Harmful effects of PM
- Particulate matter contains microscopic solids or liquid droplets that are so small that they can be inhaled and cause serious health problems.
- Some particles less than 10 micrometres in diameter can get deep into your lungs and some may even get into your bloodstream
- Of these, particles less than 2.5 micrometres in diameter, also known as fine particles or PM2.5, pose the greatest risk to health.
Indoor emissions affect air-quality standards
- Household emissions remained one of the major culprits behind PM 2.5 air pollution in India.
Household emission in India
- A recent study has pointed out that the use of firewood, kerosene and coal in the households contributed to about 40% of the PM 2.5 pollution in the Gangetic basin districts.
- The results showed that by eliminating household emissions the average outdoor air pollution levels could be reduced and brought within the national ambient air quality standards.
- The paper published in the Proceedings of the National Academy of Science notes that if all households transitioned to clean fuels, about 13% of premature mortality in India could be averted.
- At the national scale, mitigating household emissions is also expected to bring large health benefits.
- In many villages, they still use firewood for room heating and water heating. People prefer cheap wood fuel despite LPG being provided to many households.
Using Satellite data
- Using satellite data and chemical transport model simulations, the researchers pointed out that complete mitigation would bring down the country’s average annual PM 2.5 air pollution to 38 microgram/cubic metre.
- Surprisingly, this is below India’s national ambient air quality standard of 40 microgram/cubic metre and slightly above the World Health Organization (interim target 1) standards of 35 microgram/cubic metre.
Need for a multipronged approach
- But India’s pollution problem is much bigger than often perceived.
- The study has demonstrated that mitigating at a household level is the easiest and more practical way out for the government to reduce not only the household pollution but also outdoor air pollution at the national scale.

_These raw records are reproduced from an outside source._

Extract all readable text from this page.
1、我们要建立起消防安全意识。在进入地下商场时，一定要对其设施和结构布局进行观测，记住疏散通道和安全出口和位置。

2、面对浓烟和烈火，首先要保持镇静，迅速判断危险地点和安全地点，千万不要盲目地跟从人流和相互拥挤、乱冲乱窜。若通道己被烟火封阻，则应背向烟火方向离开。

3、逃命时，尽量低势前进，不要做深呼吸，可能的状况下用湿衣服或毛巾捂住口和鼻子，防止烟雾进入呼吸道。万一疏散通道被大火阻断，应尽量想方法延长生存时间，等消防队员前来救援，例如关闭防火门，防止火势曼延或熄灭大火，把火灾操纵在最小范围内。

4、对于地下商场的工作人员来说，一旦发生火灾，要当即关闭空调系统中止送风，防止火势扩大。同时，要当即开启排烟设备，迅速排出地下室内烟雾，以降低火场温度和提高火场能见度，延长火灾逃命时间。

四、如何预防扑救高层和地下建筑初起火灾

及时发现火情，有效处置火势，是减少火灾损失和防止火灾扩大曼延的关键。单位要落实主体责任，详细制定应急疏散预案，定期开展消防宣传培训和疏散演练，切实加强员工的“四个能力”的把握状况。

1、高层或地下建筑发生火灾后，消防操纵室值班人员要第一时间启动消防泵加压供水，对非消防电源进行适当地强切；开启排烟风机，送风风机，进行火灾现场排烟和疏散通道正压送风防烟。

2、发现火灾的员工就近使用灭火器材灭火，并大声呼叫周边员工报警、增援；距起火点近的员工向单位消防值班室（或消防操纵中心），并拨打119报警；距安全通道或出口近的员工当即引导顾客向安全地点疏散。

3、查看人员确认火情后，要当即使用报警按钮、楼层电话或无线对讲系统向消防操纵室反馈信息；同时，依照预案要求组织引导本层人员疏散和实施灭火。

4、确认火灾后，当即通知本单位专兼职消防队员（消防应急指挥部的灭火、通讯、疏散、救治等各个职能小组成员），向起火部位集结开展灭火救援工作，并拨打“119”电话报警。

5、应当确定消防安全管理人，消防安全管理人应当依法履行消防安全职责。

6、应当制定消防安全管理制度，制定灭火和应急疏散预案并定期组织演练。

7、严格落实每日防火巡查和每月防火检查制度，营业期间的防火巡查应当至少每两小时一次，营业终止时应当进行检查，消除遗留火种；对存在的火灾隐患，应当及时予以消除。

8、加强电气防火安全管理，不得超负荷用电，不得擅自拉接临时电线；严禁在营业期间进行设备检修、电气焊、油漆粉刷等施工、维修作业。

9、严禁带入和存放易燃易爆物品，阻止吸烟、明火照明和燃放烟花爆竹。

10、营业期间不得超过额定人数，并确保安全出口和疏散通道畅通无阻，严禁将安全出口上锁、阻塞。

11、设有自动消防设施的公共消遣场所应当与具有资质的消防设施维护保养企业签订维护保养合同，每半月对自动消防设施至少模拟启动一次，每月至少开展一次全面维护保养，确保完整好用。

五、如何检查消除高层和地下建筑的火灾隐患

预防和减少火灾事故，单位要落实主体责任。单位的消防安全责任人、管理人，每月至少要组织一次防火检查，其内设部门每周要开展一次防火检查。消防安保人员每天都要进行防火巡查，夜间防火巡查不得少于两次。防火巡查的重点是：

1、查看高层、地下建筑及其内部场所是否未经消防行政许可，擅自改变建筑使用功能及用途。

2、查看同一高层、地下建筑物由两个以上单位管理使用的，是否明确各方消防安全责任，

Satellites to Assess Pollution Status
ISRO’s INSAT-3D & 3DR satellites are being used for assessment of air pollution.
Aerosol Optical Depth (AOD)
- Aerosol Optical Depth (AOD) is a quantitative estimate of the amount of aerosol present in the atmosphere, and it can be used as a proxy for surface Particulate Matter PM2.5 (particles smaller than 2.5 µm median diameter).
- AOD measures the extinction of a ray of light as it passes through the atmosphere.
How is AOD calculated?
- Using medium resolution Indian Remote Sensing (IRS) satellite data, stubble burned area maps are generated at the end of stubble burning activity in Kharif season.
- ISRO has been carrying out monitoring of stubble burning since 2015. The products generated are comparable to the NASA products.
- The Imager payload on-board ISRO’s INSAT-3D & 3DR satellites are used to monitor Aerosol Optical Depth (AOD).
Significance of AOD
- It is found that AOD, PM2.5 and PM10 concentrations are higher over Indo-Gangetic Plain covering parts of Delhi, Uttar Pradesh and Bihar during October and November.
- High concentration of these pollutants is seen originating from parts of Punjab and Haryana during stubble burning.
- Climatological study of satellite based fire occurrences and associated pollutant parameters reveal that fire occurrences increased by 4% over Punjab and Haryana region during Oct-Nov between 2003 and 2017.
- The model based analysis suggests that there is a high probability of transportation of smoke aerosols from Punjab & Haryana, towards down-wind regions of Delhi, Uttar Pradesh and Bihar.